Celeb Obama Appointee Accuses Repubs of 'Legislative Violence Against Women'

Celeb Obama Appointee Accuses Repubs of 'Legislative Violence Against Women'

Kerry Washington, who stars in ABC’s new political primetime drama, “Scandal,” went on MSNBC’s “Melissa Harris-Perry” show on Saturday and denigrated Republicans for engaging in “legislative violence against women.”

Washington, who campaigned for President Barack Obama in 2008 and whom Obama appointed to the President’s Committee on the Arts and Humanities, said “it’s shocking” what Republicans are supposedly doing to women. She said “we’re supposed to be moving forward and have more equality” and not to a place of “stripping away our rights as women.”

Washington said she was disappointed in presumptive Republican presidential nominee Mitt Romney for saying he would put an end to Planned Parenthood and listed all of the “vital services” she thought the agency provided without mentioning that it is an organization primarily concerned with providing abortions. Washington mentioned that Florida Senator Marco Rubio had proposed an amendment during the contraception debate that would have taken rights away from women and given them to employers, even though Rubio’s amendment was focused on religious liberty.

Implying that women had to turn out in droves to support Obama or risk their rights being taken away, Washington, who will be a surrogate for Obama in 2012, said, “There is just too much at stake to not show up to not volunteer to make this another historic, grassroots election.” Shonda Rhimes, who created “Scandal” and has been known for using her television shows, such as “Grey’s Anatomy” and “Private Practice,”  to promote her liberal political agenda, has indeed found her perfect leading lady.

“Scandal” debuted last Thursday, and the pilot episode painted Republicans as anti-gay hypocrites, and the pilot seems to represent how conservatives will be caricatured in future episodes. Clips from  future episodes portrayed a Republican judicial nominee caught up in an adulterous affair with a prostitute, for instance. It is worth noting that the biggest and most outrageous extra-marital scandals — Anthony Weiner and John Edwards come to mind — in recent years have involved liberals.

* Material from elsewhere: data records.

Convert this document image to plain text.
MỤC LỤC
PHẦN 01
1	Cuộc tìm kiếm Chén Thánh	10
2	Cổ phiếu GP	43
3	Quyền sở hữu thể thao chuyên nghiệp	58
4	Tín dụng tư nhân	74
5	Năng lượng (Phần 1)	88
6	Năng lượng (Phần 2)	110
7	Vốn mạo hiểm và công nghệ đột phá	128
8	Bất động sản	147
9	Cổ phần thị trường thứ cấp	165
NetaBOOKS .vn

Washington and Harris-Perry, without realizing the irony, engaged in a discussion about how Washington, one of the first Black woman female leads in a network primetime drama, was allowing Americans to see black people in different perspectives.

Washington noted that she and Harris-Perry were “both in a wonderful position of adding to the idea of inclusivity in the media” and said that “people should not just see one perspective, one story being told, one person’s take on current affairs.” The perspective she was referring to was the “white” perspective.  Washington also said that it is important not to stereotype different racial groups and “embrace the diversity within different groups” and that the country needed “more than one image of what a Black woman is.”

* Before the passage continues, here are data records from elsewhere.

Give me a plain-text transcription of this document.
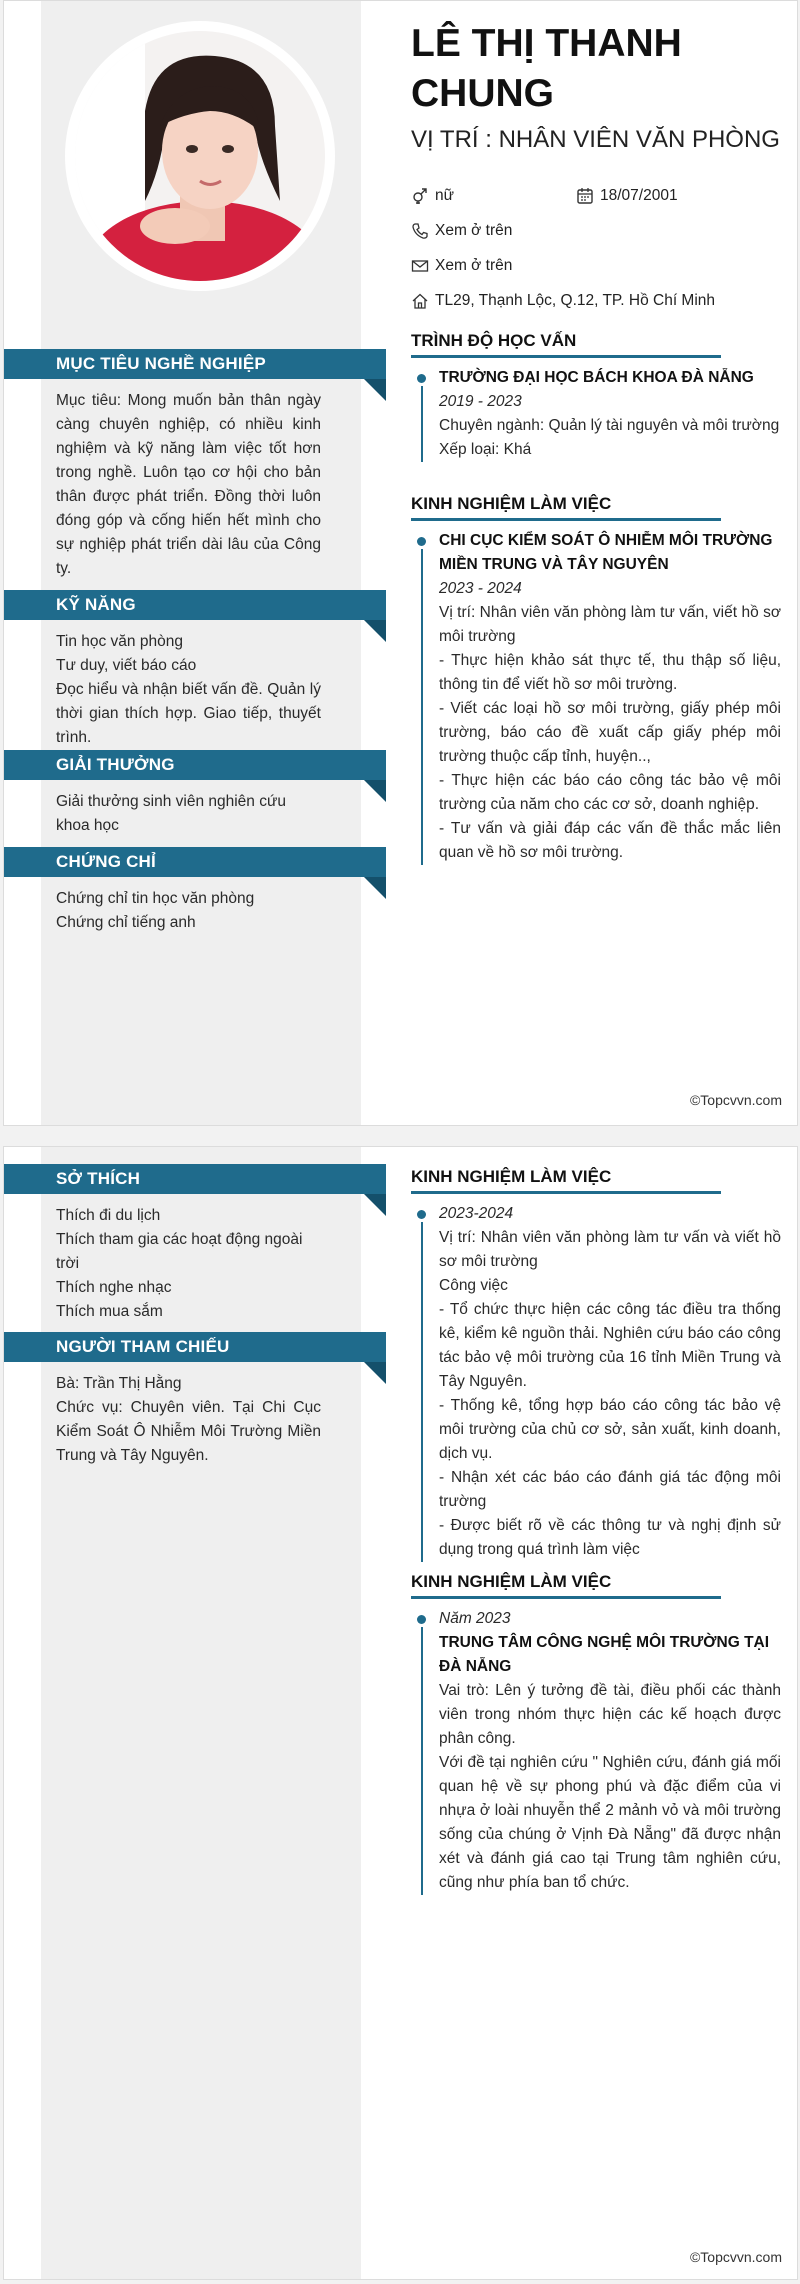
LÊ THỊ THANH CHUNG
VỊ TRÍ : NHÂN VIÊN VĂN PHÒNG
nữ	18/07/2001
Xem ở trên
Xem ở trên
TL29, Thạnh Lộc, Q.12, TP. Hồ Chí Minh
MỤC TIÊU NGHỀ NGHIỆP
Mục tiêu: Mong muốn bản thân ngày càng chuyên nghiệp, có nhiều kinh nghiệm và kỹ năng làm việc tốt hơn trong nghề. Luôn tạo cơ hội cho bản thân được phát triển. Đồng thời luôn đóng góp và cống hiến hết mình cho sự nghiệp phát triển dài lâu của Công ty.
KỸ NĂNG
Tin học văn phòng
Tư duy, viết báo cáo
Đọc hiểu và nhận biết vấn đề. Quản lý thời gian thích hợp. Giao tiếp, thuyết trình.
GIẢI THƯỞNG
Giải thưởng sinh viên nghiên cứu khoa học
CHỨNG CHỈ
Chứng chỉ tin học văn phòng
Chứng chỉ tiếng anh
TRÌNH ĐỘ HỌC VẤN
TRƯỜNG ĐẠI HỌC BÁCH KHOA ĐÀ NẴNG
2019 - 2023
Chuyên ngành: Quản lý tài nguyên và môi trường
Xếp loại: Khá
KINH NGHIỆM LÀM VIỆC
CHI CỤC KIỂM SOÁT Ô NHIỄM MÔI TRƯỜNG MIỀN TRUNG VÀ TÂY NGUYÊN
2023 - 2024
Vị trí: Nhân viên văn phòng làm tư vấn, viết hồ sơ môi trường
- Thực hiện khảo sát thực tế, thu thập số liệu, thông tin để viết hồ sơ môi trường.
- Viết các loại hồ sơ môi trường, giấy phép môi trường, báo cáo đề xuất cấp giấy phép môi trường thuộc cấp tỉnh, huyện..,
- Thực hiện các báo cáo công tác bảo vệ môi trường của năm cho các cơ sở, doanh nghiệp.
- Tư vấn và giải đáp các vấn đề thắc mắc liên quan về hồ sơ môi trường.
©Topcvvn.com
SỞ THÍCH
Thích đi du lịch
Thích tham gia các hoạt động ngoài trời
Thích nghe nhạc
Thích mua sắm
NGƯỜI THAM CHIẾU
Bà: Trần Thị Hằng
Chức vụ: Chuyên viên. Tại Chi Cục Kiểm Soát Ô Nhiễm Môi Trường Miền Trung và Tây Nguyên.
KINH NGHIỆM LÀM VIỆC
2023-2024
Vị trí: Nhân viên văn phòng làm tư vấn và viết hồ sơ môi trường
Công việc
- Tổ chức thực hiện các công tác điều tra thống kê, kiểm kê nguồn thải. Nghiên cứu báo cáo công tác bảo vệ môi trường của 16 tỉnh Miền Trung và Tây Nguyên.
- Thống kê, tổng hợp báo cáo công tác bảo vệ môi trường của chủ cơ sở, sản xuất, kinh doanh, dịch vụ.
- Nhận xét các báo cáo đánh giá tác động môi trường
- Được biết rõ về các thông tư và nghị định sử dụng trong quá trình làm việc
KINH NGHIỆM LÀM VIỆC
Năm 2023
TRUNG TÂM CÔNG NGHỆ MÔI TRƯỜNG TẠI ĐÀ NẴNG
Vai trò: Lên ý tưởng đề tài, điều phối các thành viên trong nhóm thực hiện các kế hoạch được phân công.
Với đề tại nghiên cứu " Nghiên cứu, đánh giá mối quan hệ về sự phong phú và đặc điểm của vi nhựa ở loài nhuyễn thể 2 mảnh vỏ và môi trường sống của chúng ở Vịnh Đà Nẵng" đã được nhận xét và đánh giá cao tại Trung tâm nghiên cứu, cũng như phía ban tổ chức.
©Topcvvn.com
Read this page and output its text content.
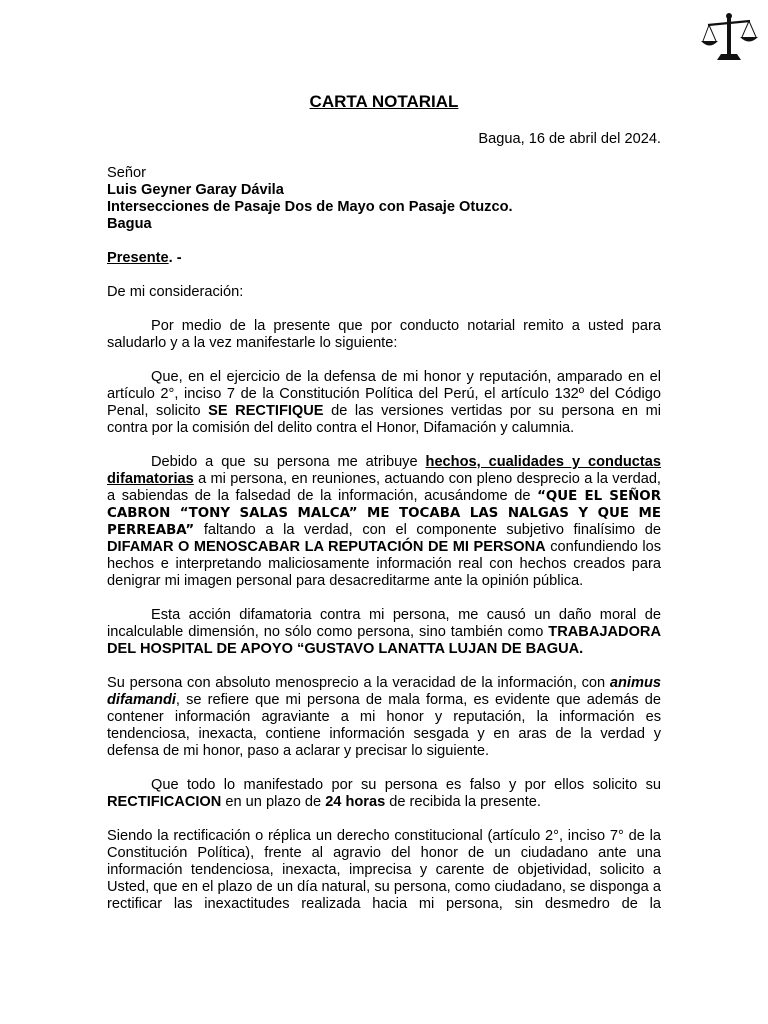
CARTA NOTARIAL

Bagua, 16 de abril del 2024.

Señor

Luis Geyner Garay Dávila

Intersecciones de Pasaje Dos de Mayo con Pasaje Otuzco.

Bagua

Presente. -

De mi consideración:

Por medio de la presente que por conducto notarial remito a usted para saludarlo y a la vez manifestarle lo siguiente:

Que, en el ejercicio de la defensa de mi honor y reputación, amparado en el artículo 2°, inciso 7 de la Constitución Política del Perú, el artículo 132º del Código Penal, solicito SE RECTIFIQUE de las versiones vertidas por su persona en mi contra por la comisión del delito contra el Honor, Difamación y calumnia.

Debido a que su persona me atribuye hechos, cualidades y conductas difamatorias a mi persona, en reuniones, actuando con pleno desprecio a la verdad, a sabiendas de la falsedad de la información, acusándome de “QUE EL SEÑOR CABRON “TONY SALAS MALCA” ME TOCABA LAS NALGAS Y QUE ME PERREABA” faltando a la verdad, con el componente subjetivo finalísimo de DIFAMAR O MENOSCABAR LA REPUTACIÓN DE MI PERSONA confundiendo los hechos e interpretando maliciosamente información real con hechos creados para denigrar mi imagen personal para desacreditarme ante la opinión pública.

Esta acción difamatoria contra mi persona, me causó un daño moral de incalculable dimensión, no sólo como persona, sino también como TRABAJADORA DEL HOSPITAL DE APOYO “GUSTAVO LANATTA LUJAN DE BAGUA.

Su persona con absoluto menosprecio a la veracidad de la información, con animus difamandi, se refiere que mi persona de mala forma, es evidente que además de contener información agraviante a mi honor y reputación, la información es tendenciosa, inexacta, contiene información sesgada y en aras de la verdad y defensa de mi honor, paso a aclarar y precisar lo siguiente.

Que todo lo manifestado por su persona es falso y por ellos solicito su RECTIFICACION en un plazo de 24 horas de recibida la presente.

Siendo la rectificación o réplica un derecho constitucional (artículo 2°, inciso 7° de la Constitución Política), frente al agravio del honor de un ciudadano ante una información tendenciosa, inexacta, imprecisa y carente de objetividad, solicito a Usted, que en el plazo de un día natural, su persona, como ciudadano, se disponga a rectificar las inexactitudes realizada hacia mi persona, sin desmedro de la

Sadly, Washington and Harris-Perry do not understand that Hollywood is not inclusive of conservatives or conservative points of views on their primetime shows and tends to stereotype conservatives as they think it does minorities. (Hollywood certainly does not recognize the diversity within the conservative movement, let alone acknowledge that non-caricatured conservatives even exist.)In discussing past political programs that cut through the culture, Harris-Perry spoke highly of Aaron Sorkin’s “The West Wing (Sorkin has a new show, “The Newsroom,” that will air on HBO this summer and which caricatures Republicans). 

“We could escape and Bartlett could be our president when George W. Bush was in office,” Harris-Perry said.

Unfortunately for conservatives, Hollywood offers no such escape during Obama’s presidency.